Moore adds that its STA earns the trust of its users by achieving SIL 2 and 3 ratings, and by gaining third-party safety approval from Rheinland TÜV this past December.

“The STA was intended to be a safety trip from the ground up, so we involved TÜV from day one and secured its approval during STA’s entire development process,” says Tina Lockhart, Moore’s engineering director. “This meant that we had to put a lot of effort into STA’s documentation and software verification.” 

As the first member of Moore’s new Functional Safety (FS) series, this high-availability alarm trip is designed for SIL 2 applications, which are covered by IEC 61508—Parts 1, 2 and 3. STA also is approved for single use in safety instrumented systems (SISs) up to SIL 2, and its firmware is suitable for a SIL 3 configuration. This allows implementation in a redundant architecture (1oo2, 2oo3, etc.) up to SIL 3.

“Other companies say they’re SIL 2-compliant if they go through a third-party assessment of their organization and processes, and then self-certify their products later,” explains Lockhart. “However, our customers wanted third-party approval from TÜV itself of products and their development processes, so TÜV reviewed our design, conducted audits, and even inserted faults to exercise the firmware in STA’s microprocessor.”

STA is a four-wire (line/mains-powered) device, and can accept signal input from transmitters (current and voltage inputs), temperature sensors (RTD and thermocouple inputs), resistance and potentiometer devices, and a range of other monitoring and control equipment.

In addition, STA provides three fail-safe alarm outputs. Two configurable process alarms trip when a monitored process variable falls outside of user-set high or low limits. Thanks to its self-based and external diagnostics, the third alarm will trip if internally diagnosed faults and external faults occur, such as loss of sensor or poor quality input.
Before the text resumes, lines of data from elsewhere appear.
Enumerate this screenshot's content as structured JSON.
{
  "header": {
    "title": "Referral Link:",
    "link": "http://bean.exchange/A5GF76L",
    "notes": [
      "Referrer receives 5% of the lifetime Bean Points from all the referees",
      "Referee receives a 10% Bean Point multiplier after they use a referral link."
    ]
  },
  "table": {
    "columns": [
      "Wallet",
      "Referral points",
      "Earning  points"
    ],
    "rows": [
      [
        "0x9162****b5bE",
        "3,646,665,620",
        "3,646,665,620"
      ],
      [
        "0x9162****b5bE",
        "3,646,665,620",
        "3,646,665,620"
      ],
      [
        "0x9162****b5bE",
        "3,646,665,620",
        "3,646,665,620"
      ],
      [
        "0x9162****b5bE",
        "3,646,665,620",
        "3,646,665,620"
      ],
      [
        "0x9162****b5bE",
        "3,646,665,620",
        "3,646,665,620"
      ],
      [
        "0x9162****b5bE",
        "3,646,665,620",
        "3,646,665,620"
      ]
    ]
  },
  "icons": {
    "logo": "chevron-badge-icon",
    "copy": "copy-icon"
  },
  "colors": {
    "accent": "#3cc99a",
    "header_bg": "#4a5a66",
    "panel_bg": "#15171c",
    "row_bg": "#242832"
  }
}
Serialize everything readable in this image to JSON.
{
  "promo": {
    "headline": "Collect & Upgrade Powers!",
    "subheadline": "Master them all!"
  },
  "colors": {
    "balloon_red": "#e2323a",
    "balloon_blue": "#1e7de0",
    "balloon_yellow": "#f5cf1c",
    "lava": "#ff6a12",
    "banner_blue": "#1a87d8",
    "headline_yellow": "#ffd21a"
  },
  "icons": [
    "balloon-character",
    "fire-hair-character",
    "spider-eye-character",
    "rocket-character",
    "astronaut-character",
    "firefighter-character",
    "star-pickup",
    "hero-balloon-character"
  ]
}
“STA has the two regular process trip alarms that can be set for high or low conditions, but the third always acts as a fault alarm,” adds Lockhart. “So, whenever there’s a wrong input, such as a wire break, this gives users a separate alarm output that they can wire however they want, so they can get an alert without having to shut down their process.”

Also, STA includes comprehensive, certified safety data, which can be used by a functional-safety professional to determine the unit’s applicability to specific safety-related applications. Finally, STA features 20-bit input resolution; long-term stability of up to five years between scheduled calibrations; a rugged, metal housing; and isolation and RFI/EMI protection against ground loops, plant noise and radio frequency and electromagnetic interference. The unit also features standard “transmitter excitation” to provide 24-V power to a two-wire transmitter. STA also can be ordered with an analog output option—that’s not part of the safety path—to provide a combination alarm trip and transmitter in one compact unit.

“Because the STA is the first product in our FS Series, we’re also planning to use this knowledge in other products,” says Lockhart. “These will include safety temperature transmitters and safety signal converters, which also will have third-party certification from TÜV.”